A senior Russian official said Friday that ties between Moscow and Washington would be badly damaged if the U.S. Senate were to pass a law labeling Russia a state sponsor of terrorism.
The action would be "the most serious collateral damage for bilateral diplomatic relations, to the point of downgrading and even breaking them off," Russia's Tass news agency quoted Alexander Darchiyev, head of the North American department at the Russian Foreign Ministry, as saying.
Meanwhile, a senior Ukrainian official claimed 60 Russian pilots and technicians were killed and 100 people were wounded at the Russian-operated Saki military air base in western Crimea on Tuesday.

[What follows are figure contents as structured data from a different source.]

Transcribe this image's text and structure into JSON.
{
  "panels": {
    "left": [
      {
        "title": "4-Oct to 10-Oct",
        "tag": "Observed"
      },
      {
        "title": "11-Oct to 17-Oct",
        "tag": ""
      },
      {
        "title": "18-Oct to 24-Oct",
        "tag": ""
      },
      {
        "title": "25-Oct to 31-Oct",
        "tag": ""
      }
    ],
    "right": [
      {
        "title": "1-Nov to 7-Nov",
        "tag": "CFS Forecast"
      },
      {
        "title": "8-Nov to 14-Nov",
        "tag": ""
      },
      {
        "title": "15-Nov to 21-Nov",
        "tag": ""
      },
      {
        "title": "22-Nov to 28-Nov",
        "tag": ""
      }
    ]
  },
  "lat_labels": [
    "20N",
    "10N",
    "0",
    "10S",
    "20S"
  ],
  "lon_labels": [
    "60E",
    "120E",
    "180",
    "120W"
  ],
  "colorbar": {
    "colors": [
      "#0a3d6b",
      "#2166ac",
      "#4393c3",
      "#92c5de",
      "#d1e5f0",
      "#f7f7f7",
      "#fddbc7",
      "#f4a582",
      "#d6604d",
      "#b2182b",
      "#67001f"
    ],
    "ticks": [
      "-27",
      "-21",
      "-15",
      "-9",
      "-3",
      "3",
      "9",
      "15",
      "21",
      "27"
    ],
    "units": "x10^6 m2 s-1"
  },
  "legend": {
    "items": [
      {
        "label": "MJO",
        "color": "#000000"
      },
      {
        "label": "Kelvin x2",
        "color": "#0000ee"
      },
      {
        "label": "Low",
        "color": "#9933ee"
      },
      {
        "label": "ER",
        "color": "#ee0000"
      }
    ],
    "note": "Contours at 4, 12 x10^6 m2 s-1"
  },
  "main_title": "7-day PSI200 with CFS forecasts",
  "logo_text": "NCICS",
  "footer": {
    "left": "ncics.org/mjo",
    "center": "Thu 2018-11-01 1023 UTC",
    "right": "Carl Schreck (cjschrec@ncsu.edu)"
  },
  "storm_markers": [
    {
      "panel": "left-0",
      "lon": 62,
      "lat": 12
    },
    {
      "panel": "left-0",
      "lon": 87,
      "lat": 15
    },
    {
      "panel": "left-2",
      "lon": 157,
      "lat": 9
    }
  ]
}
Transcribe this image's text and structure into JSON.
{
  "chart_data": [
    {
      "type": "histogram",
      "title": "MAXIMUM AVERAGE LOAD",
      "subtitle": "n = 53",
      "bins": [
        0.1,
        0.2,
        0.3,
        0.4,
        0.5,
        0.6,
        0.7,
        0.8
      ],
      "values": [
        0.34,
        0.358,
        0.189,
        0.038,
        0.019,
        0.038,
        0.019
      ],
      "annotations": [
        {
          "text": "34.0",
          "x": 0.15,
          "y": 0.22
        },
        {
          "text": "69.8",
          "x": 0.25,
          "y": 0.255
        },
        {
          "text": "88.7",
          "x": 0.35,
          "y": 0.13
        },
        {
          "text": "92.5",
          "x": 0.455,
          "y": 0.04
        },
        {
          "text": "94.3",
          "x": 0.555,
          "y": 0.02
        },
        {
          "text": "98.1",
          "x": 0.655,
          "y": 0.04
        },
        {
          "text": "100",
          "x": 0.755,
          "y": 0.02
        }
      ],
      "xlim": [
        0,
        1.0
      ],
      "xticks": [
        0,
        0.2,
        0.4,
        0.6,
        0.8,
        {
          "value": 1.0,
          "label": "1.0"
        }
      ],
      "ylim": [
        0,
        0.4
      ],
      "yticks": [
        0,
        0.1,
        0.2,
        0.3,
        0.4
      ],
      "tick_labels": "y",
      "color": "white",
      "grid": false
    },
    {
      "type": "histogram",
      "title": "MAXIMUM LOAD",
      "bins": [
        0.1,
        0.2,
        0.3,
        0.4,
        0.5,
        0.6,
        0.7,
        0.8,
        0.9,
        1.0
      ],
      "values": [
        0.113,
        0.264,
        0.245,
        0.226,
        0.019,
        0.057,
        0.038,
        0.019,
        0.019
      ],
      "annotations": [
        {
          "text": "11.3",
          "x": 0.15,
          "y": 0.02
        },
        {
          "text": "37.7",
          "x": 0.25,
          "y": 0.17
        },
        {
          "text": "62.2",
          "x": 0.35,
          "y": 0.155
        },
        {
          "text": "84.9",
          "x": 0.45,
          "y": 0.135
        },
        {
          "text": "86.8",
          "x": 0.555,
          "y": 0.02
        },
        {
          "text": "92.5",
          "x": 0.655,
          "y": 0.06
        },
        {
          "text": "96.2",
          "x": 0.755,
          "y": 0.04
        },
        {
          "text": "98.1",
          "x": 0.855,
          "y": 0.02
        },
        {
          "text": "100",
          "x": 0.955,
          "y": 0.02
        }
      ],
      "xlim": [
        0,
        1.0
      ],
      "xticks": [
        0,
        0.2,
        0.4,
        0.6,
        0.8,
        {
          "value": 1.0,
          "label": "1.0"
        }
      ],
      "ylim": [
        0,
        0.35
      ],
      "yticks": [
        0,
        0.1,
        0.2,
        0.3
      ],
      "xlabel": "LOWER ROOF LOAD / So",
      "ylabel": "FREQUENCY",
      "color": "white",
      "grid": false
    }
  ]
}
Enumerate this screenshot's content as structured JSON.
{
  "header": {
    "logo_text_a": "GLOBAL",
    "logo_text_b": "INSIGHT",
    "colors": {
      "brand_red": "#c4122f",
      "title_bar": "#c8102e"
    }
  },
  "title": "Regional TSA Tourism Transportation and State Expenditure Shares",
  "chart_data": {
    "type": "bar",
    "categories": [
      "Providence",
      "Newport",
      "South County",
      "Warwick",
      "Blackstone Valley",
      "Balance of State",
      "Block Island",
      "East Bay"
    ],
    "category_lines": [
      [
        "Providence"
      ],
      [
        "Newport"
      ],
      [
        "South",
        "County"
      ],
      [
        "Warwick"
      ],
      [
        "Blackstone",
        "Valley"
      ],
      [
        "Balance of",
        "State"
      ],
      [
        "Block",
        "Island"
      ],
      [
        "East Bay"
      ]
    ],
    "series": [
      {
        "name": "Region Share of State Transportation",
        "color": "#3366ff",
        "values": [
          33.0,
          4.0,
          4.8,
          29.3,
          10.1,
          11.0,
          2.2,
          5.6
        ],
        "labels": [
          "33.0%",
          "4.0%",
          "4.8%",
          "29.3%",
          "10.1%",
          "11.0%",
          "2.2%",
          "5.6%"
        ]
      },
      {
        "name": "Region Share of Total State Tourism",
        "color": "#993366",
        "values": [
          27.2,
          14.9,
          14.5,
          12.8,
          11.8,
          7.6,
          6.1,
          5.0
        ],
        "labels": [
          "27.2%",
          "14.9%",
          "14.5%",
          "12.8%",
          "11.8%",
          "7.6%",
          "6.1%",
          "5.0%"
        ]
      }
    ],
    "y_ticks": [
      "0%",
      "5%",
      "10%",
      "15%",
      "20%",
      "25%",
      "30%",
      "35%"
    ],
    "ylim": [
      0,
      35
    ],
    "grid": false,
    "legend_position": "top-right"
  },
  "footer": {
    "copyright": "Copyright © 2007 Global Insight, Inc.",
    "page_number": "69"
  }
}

Russia claims that only munitions stored at the airfield exploded, but Anton Gerashchenko, an adviser to Ukraine's minister of internal affairs, told The New York Times on Friday that was "a blatant lie."
The U.S. on Friday said its own assessment indicated that several Russian fighter jets, several Russian fighter-bombers and a Russian surveillance aircraft were destroyed, along with a "pretty significant cache of munitions."
Satellite images taken earlier this week showed several fighter jets and at least five bombers destroyed at the base, according to a British military intelligence report.
The British defense ministry said Saturday on Twitter that Russia is likely having trouble providing supplies to its military in Ukraine on the west bank of the Dnipro in Kherson Oblast because two of the area’s primary road bridges are out, following damage by Ukraine.
The ministry said Russia has been using a pontoon ferry to provide supplies to several thousand troops stationed on the west bank since late July. “Even if Russia manages to make significant repairs to the bridges,” the ministry said, “they will remain a key vulnerability.”
Some information for this report came from Reuters, The Associated Press and Agence France-Presse.